# Cockroach bay 4/17



## firecat1981 (Nov 27, 2007)

I hit cockroach bay this morning with my neighbor and had a pretty good day. We picked up 3 dozen shrimp and were on the water, after I hiked 1/2 mile back from parking the truck, around 10am. We had a light chop and not to much wind. We poked around the mangroves for a while but nothing was there so we decided to head towards the flats south of the ramp. once we cleared the trees we could see 6 or 7 other boats hovering around one of the flats so we decided to work the outside edge of it. We cut the motor and trolled in closer so we could stake out and fish. There were 3 manatees feeding in the grass right in the middle of all the boats and they stayed there the whole time, there was also a pod of dolphin's circling us, may be 5 or so, which made me think about moving but we gave it a shot anyway, it paid off well.
First few fish were ladyfish, but atleast we were getting bites. Then came a nice hit that turned out to be a spanish mac, I was hoping for one of them but figured on trout. Next I hooked up with a nice little trout and then some more ladyfish and a cat.
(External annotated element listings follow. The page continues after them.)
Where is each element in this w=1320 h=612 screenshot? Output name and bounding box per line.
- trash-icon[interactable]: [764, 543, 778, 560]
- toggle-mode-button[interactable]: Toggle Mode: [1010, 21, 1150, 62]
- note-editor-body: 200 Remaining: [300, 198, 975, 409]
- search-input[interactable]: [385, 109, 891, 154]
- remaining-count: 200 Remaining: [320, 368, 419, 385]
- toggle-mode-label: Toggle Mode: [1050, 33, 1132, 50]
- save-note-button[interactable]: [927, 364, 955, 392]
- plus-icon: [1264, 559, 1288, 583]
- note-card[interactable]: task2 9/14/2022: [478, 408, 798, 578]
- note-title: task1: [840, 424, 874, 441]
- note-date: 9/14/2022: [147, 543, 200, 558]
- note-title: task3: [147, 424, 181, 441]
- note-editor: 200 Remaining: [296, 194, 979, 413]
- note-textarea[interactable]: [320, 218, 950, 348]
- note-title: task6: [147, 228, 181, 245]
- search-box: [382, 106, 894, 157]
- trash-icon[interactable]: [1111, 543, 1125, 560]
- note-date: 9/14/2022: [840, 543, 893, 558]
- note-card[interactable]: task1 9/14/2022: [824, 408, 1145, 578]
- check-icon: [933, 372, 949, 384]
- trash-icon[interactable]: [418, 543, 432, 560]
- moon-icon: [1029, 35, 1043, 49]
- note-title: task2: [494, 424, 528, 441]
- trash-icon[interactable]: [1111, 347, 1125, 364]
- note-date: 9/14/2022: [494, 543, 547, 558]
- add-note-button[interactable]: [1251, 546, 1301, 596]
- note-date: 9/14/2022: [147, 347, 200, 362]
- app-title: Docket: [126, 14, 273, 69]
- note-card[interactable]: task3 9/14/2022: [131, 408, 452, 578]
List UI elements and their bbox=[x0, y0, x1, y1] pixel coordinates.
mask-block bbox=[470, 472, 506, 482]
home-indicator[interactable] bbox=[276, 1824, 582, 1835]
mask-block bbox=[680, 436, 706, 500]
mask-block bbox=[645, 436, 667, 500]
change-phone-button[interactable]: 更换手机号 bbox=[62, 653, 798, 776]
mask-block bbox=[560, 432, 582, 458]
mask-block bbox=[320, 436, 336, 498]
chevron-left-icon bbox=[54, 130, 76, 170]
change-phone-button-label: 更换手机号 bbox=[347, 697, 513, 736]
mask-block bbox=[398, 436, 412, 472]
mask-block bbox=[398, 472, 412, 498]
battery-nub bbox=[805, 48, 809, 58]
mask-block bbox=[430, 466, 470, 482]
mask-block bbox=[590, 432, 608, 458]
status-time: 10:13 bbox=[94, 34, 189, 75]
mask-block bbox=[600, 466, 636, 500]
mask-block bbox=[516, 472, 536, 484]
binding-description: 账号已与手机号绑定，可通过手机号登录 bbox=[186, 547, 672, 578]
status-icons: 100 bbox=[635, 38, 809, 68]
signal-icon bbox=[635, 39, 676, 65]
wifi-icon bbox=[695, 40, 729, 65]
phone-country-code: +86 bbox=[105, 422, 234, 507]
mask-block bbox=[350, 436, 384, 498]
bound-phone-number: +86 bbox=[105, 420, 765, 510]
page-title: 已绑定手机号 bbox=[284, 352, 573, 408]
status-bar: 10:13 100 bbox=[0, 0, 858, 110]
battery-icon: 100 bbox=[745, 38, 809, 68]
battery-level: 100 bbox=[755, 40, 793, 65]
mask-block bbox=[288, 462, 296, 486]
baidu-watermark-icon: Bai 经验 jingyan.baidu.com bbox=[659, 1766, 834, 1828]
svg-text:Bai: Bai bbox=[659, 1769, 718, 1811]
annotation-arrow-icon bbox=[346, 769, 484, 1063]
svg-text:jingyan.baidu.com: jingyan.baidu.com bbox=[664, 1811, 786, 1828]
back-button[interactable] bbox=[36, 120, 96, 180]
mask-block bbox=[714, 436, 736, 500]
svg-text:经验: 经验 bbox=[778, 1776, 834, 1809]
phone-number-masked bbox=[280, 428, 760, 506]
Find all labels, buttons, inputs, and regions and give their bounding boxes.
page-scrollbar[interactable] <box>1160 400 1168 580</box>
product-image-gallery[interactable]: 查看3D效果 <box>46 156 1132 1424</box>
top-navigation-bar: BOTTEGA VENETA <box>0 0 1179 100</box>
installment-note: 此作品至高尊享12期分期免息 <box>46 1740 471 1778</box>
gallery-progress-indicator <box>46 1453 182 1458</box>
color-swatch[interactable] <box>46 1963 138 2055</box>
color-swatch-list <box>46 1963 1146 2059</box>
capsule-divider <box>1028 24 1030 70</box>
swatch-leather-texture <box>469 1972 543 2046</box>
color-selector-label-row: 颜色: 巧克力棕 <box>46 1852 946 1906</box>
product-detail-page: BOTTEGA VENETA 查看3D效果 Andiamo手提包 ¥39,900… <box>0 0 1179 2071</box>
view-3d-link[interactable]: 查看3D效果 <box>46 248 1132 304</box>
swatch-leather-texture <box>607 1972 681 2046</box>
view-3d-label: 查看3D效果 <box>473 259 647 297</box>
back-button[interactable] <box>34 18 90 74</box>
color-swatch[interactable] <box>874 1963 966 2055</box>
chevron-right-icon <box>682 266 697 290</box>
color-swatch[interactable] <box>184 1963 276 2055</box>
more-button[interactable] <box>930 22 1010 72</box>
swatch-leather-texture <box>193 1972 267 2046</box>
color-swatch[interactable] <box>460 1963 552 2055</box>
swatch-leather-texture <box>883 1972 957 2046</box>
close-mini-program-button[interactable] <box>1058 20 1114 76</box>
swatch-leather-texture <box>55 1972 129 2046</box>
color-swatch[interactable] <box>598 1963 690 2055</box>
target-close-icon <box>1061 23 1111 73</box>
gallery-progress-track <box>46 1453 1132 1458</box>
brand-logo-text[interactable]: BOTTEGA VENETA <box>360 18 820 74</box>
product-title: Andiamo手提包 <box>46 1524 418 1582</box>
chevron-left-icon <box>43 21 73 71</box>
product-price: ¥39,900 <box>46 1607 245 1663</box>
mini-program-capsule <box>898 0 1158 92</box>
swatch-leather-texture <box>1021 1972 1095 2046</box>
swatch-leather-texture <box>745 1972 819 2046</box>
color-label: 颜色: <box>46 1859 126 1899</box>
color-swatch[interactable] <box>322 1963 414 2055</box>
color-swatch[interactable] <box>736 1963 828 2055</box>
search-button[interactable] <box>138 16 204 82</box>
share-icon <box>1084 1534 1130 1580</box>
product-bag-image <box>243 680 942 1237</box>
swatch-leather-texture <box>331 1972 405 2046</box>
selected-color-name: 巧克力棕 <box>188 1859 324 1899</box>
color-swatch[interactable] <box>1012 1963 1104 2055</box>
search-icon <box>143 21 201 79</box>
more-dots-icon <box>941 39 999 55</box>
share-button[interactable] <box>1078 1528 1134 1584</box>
Next came a big suprise, my buddy's drag starts to scream! after a few minutes he pulls up what I thought was a nice spanish mac, but as I grabbed the leader I realized it was a King! I'm holding the leader and pull it out of the water then Mr. King decides to bite through the leader. He hit the water and then the water explodes  as a dolphin comes up and strikes at him . I'm not sure if the dolphin went away with a meal, but I nearly crapped my pants when it all went down ;D.
The rest of the day we got a few more trout, lady's, and a puffer. We ran out of shrimp after about 2 hours so we cut up one of the ladyfish but that got us nothing so we headed home around 1:15 or so. Not a bad day at all.
Everything was caught on a deeper flat between 4-6 feet with shrimp on a jighead under a popping cork. I tried gulps for a while but nothing was interested.


----------



## phishphood (Dec 15, 2006)

The dolphins were out in drove on the east coast today too. They got quite a few bluefish after release from us today. No pants crapping episodes, but they weren't far from the the boat.


----------



## skinny_water (Jun 11, 2008)

Nice! We need to hook up and do some fishing in that area, and show ya some new spots.


----------



## emmamaddie (Apr 16, 2010)

hey bud, new member here. just wanted to say me and a buddy took his gnu out of simmons prk mar 19th weeknd and headed straight for the 6' line outside of mags hole.
its a mile or so south out of the park ramp. we fished in 6-8'water and caught lots of silvers and 6 speck. they were kindof skinny but hey.........we put meat in the boat.
maybe we'll hook up one day. right not i am making a microskiff as we speak. so check out my pics. site name BaronBoats.
thanks bro, cya


----------



## HaMm3r (Dec 11, 2006)

I liked the dolphin story!  Nice work guys.


----------



## choppercity47 (Jul 30, 2007)

Go lightning - you got that shirt from the game lol next season is going to be big


----------



## firecat1981 (Nov 27, 2007)

> right not i am making a microskiff as we speak. so check out my pics. site name BaronBoats.


Can you post up the link cause I can't seem to find it?



> Go lightning - you got that shirt from the game lol next season is going to be big


Sorry man but that is my neighbor, I'm the larger guy with the buzzed head 

I would love to meet up with everyone, but my time is getting a bit scarce right now. For the next month I'm prefishing and then fishing in the fire olympics that is going out of o'neils. Once thats done I'll shortly there after have a new daughter to take up my time . Once things settle down we might need to have a mini rally around simmons or Ft D.


----------